Kawah Sileri dan Kiamat Kecil di Dusun Jaweran

Pada 13 Desember 1944, Kawah Sileri meletus. Lontaran materialnya membunuh setidaknya 117 warga Desa Jaweran.

oleh Muhamad Ridlo diperbarui 03 Apr 2018, 10:28 WIB
Diterbitkan 03 Apr 2018, 10:28 WIB
Belasan kawah aktif ada di kaldera raksasa purba, Dataran Tinggi Dieng. (Foto: Liputan6.com/Muhamad Ridlo)
Belasan kawah aktif ada di kaldera raksasa purba, Dataran Tinggi Dieng. (Foto: Liputan6.com/Muhamad Ridlo)

Liputan6.com, Banjarnegara - Dua letusan terakhir Kawah Sileri di Desa Kepakisan, yang terletak di Kecamatan Batur, Banjarnegara, Jawa Tengah, tak menimbulkan korban jiwa. Letusan freatik itu menyemburkan material setinggi 150 meter.

Namun, letusan pada 2 Juli 2017 dan terakhir Minggu, 2 April 2018 itu tak lantas menjadi acuan bahwa erupsi Kawah Sileri tak berbahaya. Sebab, jauh sebelumnya, Kawah Sileri pernah meletus yang menyebabkan kematian ratusan jiwa.

Kawah Sileri tercatat sebagai kawah teraktif di dataran tinggi Dieng yang sebetulnya adalah kaldera raksasa purbakala. Di kaldera itu, belasan kawah masih aktif hingga saat ini.

Beberapa di antaranya beracun. Dan Kawah Sileri, bukanlah kawah yang memiliki riwayat mengeluarkan gas beracun. Korban berjatuhan lantaran lontaran material bersuhu tinggi dan mengubur satu desa.

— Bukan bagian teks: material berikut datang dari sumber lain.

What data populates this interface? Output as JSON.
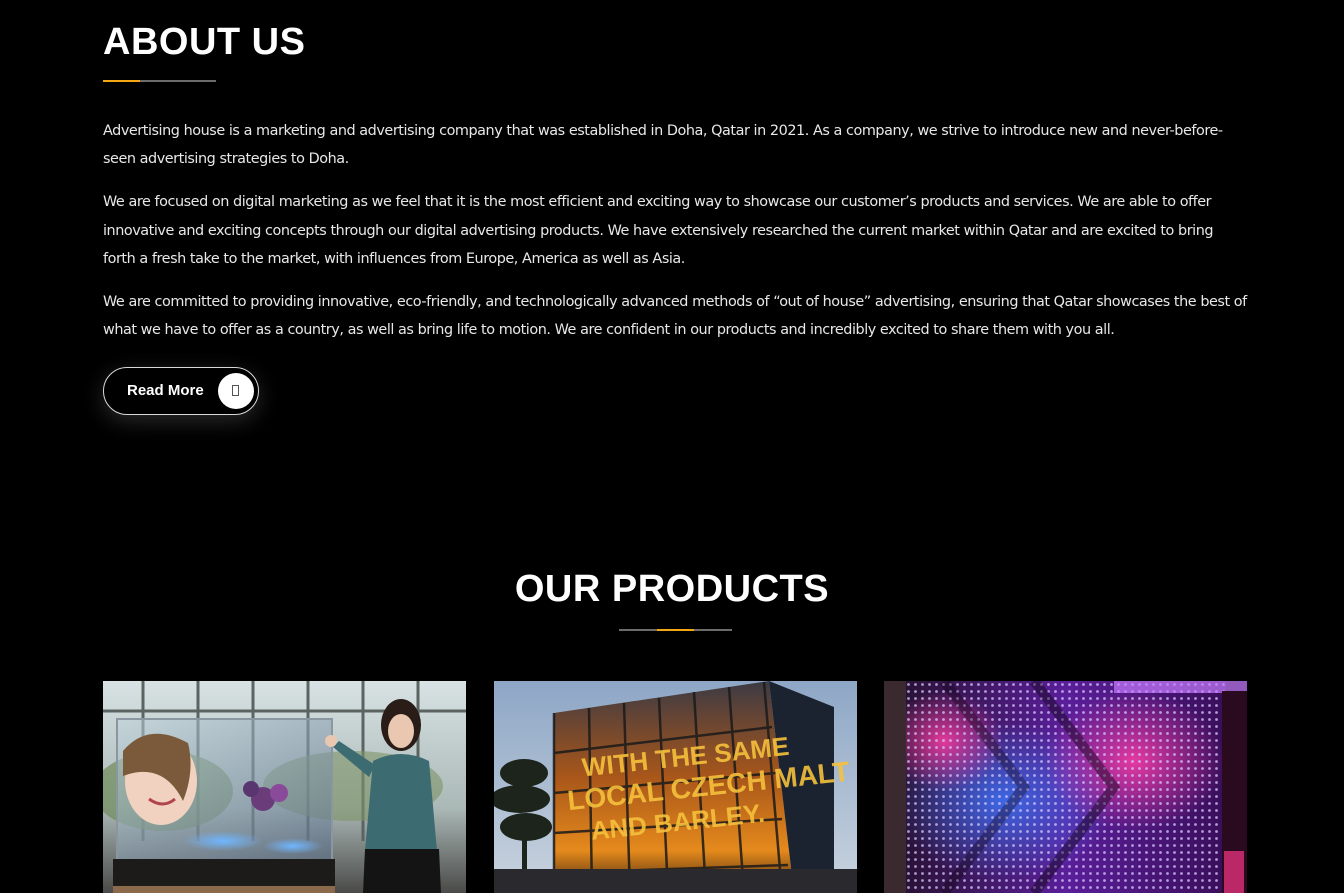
{
  "about": {
    "title": "ABOUT US",
    "paragraphs": [
      "Advertising house is a marketing and advertising company that was established in Doha, Qatar in 2021. As a company, we strive to introduce new and never-before-seen advertising strategies to Doha.",
      "We are focused on digital marketing as we feel that it is the most efficient and exciting way to showcase our customer’s products and services. We are able to offer innovative and exciting concepts through our digital advertising products. We have extensively researched the current market within Qatar and are excited to bring forth a fresh take to the market, with influences from Europe, America as well as Asia.",
      "We are committed to providing innovative, eco-friendly, and technologically advanced methods of “out of house” advertising, ensuring that Qatar showcases the best of what we have to offer as a country, as well as bring life to motion. We are confident in our products and incredibly excited to share them with you all."
    ],
    "read_more_label": "Read More",
    "read_more_icon": "arrow-icon"
  },
  "products": {
    "title": "OUR PRODUCTS",
    "items": [
      {
        "image": "transparent-led-display-with-presenter"
      },
      {
        "image": "led-glass-facade-building",
        "sign_text": [
          "WITH THE SAME",
          "LOCAL CZECH MALT",
          "AND BARLEY."
        ]
      },
      {
        "image": "purple-led-dot-wall"
      }
    ]
  },
  "colors": {
    "background": "#000000",
    "accent": "#f3a712",
    "text": "#ffffff"
  }
}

Pengamat di Pos Pengamatan Gunung Api Dieng, Aziz Yuliawan berkisah, nun pada 1944, di pegunungan Dieng, tersebutlah dusun bernama Jaweran. Ratusan orang tinggal di dusun yang subur dan makmur itu.

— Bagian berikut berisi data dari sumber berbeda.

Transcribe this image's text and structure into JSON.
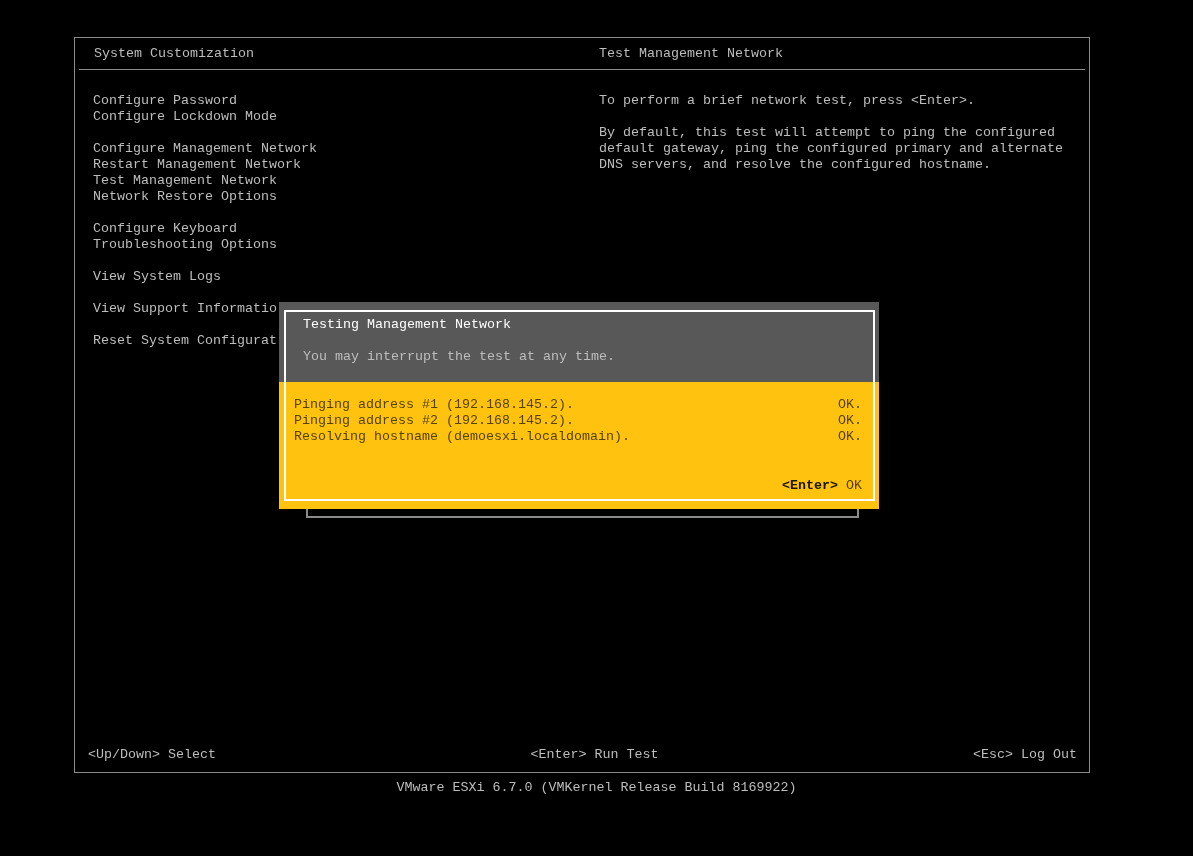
{
  "left_title": "System Customization",
  "right_title": "Test Management Network",
  "menu_groups": [
    {
      "items": [
        {
          "label": "Configure Password",
          "selected": false
        },
        {
          "label": "Configure Lockdown Mode",
          "selected": false
        }
      ]
    },
    {
      "items": [
        {
          "label": "Configure Management Network",
          "selected": false
        },
        {
          "label": "Restart Management Network",
          "selected": false
        },
        {
          "label": "Test Management Network",
          "selected": false
        },
        {
          "label": "Network Restore Options",
          "selected": false
        }
      ]
    },
    {
      "items": [
        {
          "label": "Configure Keyboard",
          "selected": false
        },
        {
          "label": "Troubleshooting Options",
          "selected": false
        }
      ]
    },
    {
      "items": [
        {
          "label": "View System Logs",
          "selected": false
        }
      ]
    },
    {
      "items": [
        {
          "label": "View Support Informatio",
          "selected": false
        }
      ]
    },
    {
      "items": [
        {
          "label": "Reset System Configurat",
          "selected": false
        }
      ]
    }
  ],
  "description": [
    "To perform a brief network test, press <Enter>.",
    "By default, this test will attempt to ping the configured default gateway, ping the configured primary and alternate DNS servers, and resolve the configured hostname."
  ],
  "dialog": {
    "title": "Testing Management Network",
    "subtitle": "You may interrupt the test at any time.",
    "results": [
      {
        "text": "Pinging address #1 (192.168.145.2).",
        "status": "OK."
      },
      {
        "text": "Pinging address #2 (192.168.145.2).",
        "status": "OK."
      },
      {
        "text": "Resolving hostname (demoesxi.localdomain).",
        "status": "OK."
      }
    ],
    "action": {
      "key": "<Enter>",
      "label": "OK"
    }
  },
  "footer": {
    "left": "<Up/Down> Select",
    "center": "<Enter> Run Test",
    "right": "<Esc> Log Out"
  },
  "version": "VMware ESXi 6.7.0 (VMKernel Release Build 8169922)"
}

Desa ini berdekatan dengan Kawah Sileri di sisi utara. Lumpur dan debu vulkanik membuat tanah desa Kejawar luar biasa subur. Mafhum, semakin dekat kawah, tanah semakin subur.

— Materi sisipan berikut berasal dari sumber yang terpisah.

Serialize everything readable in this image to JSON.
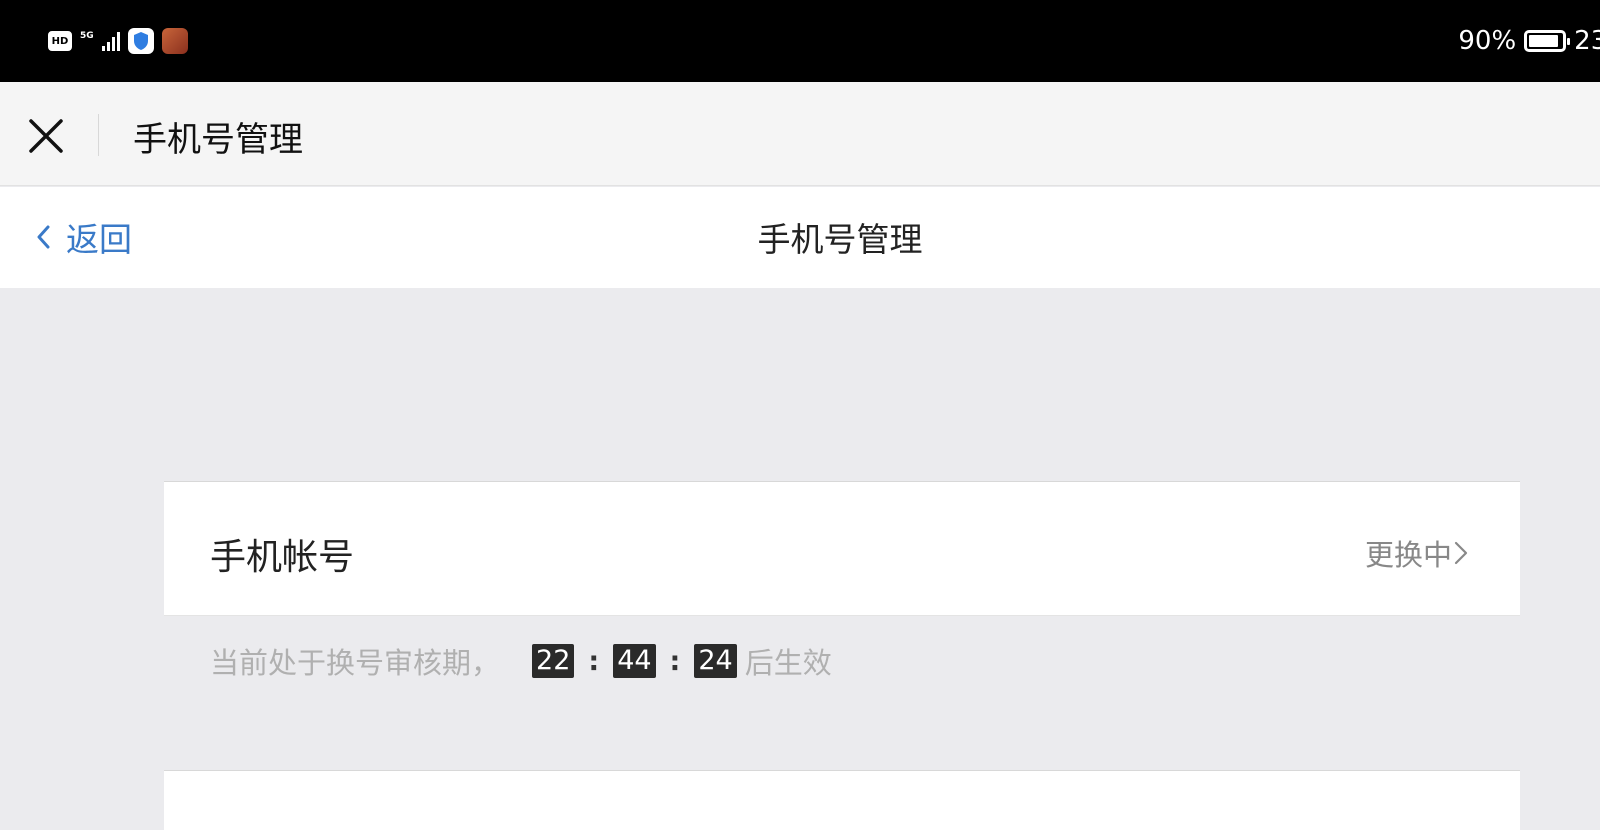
{
  "status_bar": {
    "hd_label": "HD",
    "network_label": "5G",
    "battery_percent": "90%",
    "battery_level": 0.9,
    "clock": "23:"
  },
  "title_bar": {
    "close_icon": "close-icon",
    "title": "手机号管理"
  },
  "page_nav": {
    "back_label": "返回",
    "back_icon": "chevron-left-icon",
    "title": "手机号管理"
  },
  "card": {
    "label": "手机帐号",
    "status": "更换中",
    "status_icon": "chevron-right-icon"
  },
  "notice": {
    "prefix": "当前处于换号审核期，",
    "hours": "22",
    "minutes": "44",
    "seconds": "24",
    "separator": ":",
    "suffix": "后生效"
  },
  "colors": {
    "link": "#3a7ac8",
    "background": "#ebebee",
    "status_bar": "#000000"
  }
}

Saksikan video pilihan di bawah ini:

117 Korban Jiwa di Tahun 1944 dan 114 Orang pada 1964

Ribuan warga bermukim di kaldera raksasa purba, Dataran Tinggi Dieng (DTD). (Foto: Liputan6.com/ Muhamad Ridlo)
Ribuan warga bermukim di kaldera raksasa purba, Dataran Tinggi Dieng (DTD). (Foto: Liputan6.com/ Muhamad Ridlo)

Tentu, teknologi saat itu tak bisa secara pasti merekam peningkatan aktivitas kawah gunung api. Tetapi, sesungguhnya masyarakat pun memiliki kearifan lokal untuk menandai meningkatnya aktivitas vulkanik.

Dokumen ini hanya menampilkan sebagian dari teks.